In its effort to lull a closer tie with China, Japan has gone to the extend of not providing security guards or police escorts for most of the Dalai Lama’s trip, in contrast to visits in 1995, 1998 and 2000 according to a report by a Japanese newspaper.
“I feel ashamed of to see how he is treated here, compared with how Western democracies honor him, despite the risk of aggravating China,” Seishu Makino, a former Lower House member and founder of the Japanese Parliamentary Group for Tibet, had reportedly said.
Japan’s decision is disappointing given the country’s sizeable Buddhist population; another report cited the Dalai Lama’s Tokyo representative Lhakpa Tshoko as saying.
His Holiness was, however, extended a warm welcome on by the inviting Japanese Buddhist groups on Thursday at the Haneda airport where he arrived from the Tokyo International airport to leave for a one-day private stay at Kanazawa.
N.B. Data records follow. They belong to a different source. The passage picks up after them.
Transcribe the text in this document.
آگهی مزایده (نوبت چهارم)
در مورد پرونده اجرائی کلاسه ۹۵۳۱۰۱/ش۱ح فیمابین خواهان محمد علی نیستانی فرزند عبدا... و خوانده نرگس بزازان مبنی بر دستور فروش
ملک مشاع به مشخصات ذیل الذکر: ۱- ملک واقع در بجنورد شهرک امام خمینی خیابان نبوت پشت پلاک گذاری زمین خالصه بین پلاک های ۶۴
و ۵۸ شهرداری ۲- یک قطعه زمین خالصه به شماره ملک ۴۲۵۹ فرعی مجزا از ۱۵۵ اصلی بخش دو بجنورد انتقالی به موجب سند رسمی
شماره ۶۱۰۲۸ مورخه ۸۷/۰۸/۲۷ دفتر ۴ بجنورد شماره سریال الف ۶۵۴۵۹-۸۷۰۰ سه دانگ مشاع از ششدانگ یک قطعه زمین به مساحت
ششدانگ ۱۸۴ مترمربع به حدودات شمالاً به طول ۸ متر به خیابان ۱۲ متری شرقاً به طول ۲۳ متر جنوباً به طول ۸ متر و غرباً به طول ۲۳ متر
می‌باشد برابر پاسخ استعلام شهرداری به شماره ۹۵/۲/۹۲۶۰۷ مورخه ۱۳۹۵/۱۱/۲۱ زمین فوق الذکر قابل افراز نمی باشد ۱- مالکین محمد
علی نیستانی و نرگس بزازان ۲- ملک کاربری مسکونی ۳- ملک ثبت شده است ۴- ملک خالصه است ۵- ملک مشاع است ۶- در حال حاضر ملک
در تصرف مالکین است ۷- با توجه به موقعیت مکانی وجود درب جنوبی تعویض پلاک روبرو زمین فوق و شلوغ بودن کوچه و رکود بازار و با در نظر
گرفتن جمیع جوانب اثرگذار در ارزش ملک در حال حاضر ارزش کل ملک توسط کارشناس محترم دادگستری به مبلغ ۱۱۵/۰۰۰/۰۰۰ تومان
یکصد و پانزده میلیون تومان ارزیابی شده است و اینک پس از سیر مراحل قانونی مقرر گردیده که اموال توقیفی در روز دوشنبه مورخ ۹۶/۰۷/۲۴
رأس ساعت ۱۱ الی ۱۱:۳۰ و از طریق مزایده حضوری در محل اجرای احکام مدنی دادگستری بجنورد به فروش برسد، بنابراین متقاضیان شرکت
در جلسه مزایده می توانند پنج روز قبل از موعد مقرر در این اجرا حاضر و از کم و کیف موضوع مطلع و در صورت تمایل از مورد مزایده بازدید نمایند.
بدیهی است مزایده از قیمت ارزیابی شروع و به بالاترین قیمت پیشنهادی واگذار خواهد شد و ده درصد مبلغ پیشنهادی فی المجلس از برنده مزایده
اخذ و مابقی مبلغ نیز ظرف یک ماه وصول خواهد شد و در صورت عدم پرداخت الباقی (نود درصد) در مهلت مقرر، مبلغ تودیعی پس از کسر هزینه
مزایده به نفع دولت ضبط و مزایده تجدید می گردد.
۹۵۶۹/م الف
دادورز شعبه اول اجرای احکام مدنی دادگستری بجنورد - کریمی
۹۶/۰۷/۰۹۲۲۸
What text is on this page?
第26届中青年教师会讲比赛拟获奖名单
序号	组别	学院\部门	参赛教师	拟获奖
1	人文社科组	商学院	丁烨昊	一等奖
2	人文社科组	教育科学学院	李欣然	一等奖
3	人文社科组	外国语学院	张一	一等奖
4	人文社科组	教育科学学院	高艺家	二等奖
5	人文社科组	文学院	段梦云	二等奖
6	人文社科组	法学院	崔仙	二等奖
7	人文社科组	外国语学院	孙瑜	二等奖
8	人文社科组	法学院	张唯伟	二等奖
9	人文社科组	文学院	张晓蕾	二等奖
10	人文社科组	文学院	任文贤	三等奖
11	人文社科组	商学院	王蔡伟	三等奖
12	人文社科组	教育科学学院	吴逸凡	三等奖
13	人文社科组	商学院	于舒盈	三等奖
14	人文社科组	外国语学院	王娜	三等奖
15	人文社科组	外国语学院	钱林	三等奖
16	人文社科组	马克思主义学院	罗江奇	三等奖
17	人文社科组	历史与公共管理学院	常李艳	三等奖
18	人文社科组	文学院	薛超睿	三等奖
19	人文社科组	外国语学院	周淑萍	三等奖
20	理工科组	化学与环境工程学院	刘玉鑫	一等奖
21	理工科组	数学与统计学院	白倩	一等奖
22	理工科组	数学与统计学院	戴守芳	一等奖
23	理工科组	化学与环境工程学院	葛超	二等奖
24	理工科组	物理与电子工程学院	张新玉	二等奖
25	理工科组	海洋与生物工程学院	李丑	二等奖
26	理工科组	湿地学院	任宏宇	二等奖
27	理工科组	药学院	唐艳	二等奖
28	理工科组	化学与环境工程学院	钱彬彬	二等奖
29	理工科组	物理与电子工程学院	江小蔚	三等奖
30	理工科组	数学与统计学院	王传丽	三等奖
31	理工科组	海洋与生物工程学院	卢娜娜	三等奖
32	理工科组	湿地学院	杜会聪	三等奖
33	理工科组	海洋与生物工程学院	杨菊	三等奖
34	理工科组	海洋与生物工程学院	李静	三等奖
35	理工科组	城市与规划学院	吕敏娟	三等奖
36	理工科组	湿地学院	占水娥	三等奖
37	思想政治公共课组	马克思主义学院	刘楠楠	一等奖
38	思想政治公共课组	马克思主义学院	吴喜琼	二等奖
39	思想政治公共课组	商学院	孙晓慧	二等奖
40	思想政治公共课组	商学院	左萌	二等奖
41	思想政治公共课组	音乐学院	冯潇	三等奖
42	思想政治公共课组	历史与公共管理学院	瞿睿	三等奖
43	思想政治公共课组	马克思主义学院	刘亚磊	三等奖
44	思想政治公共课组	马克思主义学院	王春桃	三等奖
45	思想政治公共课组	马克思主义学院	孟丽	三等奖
On Sunday, His Holiness will tour the holiest Shinto shrine of Ise and will preside over an interfaith forum participated by Shinto, Buddhist and Shugendo faiths on the same day at the Kogakkan University. On November 20, His Holiness will speak for a sold-out crowd of some 5000 plus at a Buddhist Conference in Yokohama.
His Holiness the Dalai Lama, revered by Tibetans as their undisputed leader, fled to India in 1959 following Communist China’s unprecedented repressions in his homeland. He now campaigns for a meaningful autonomy for the whole of Tibetan territory that existed prior to China’s occupation in 1949.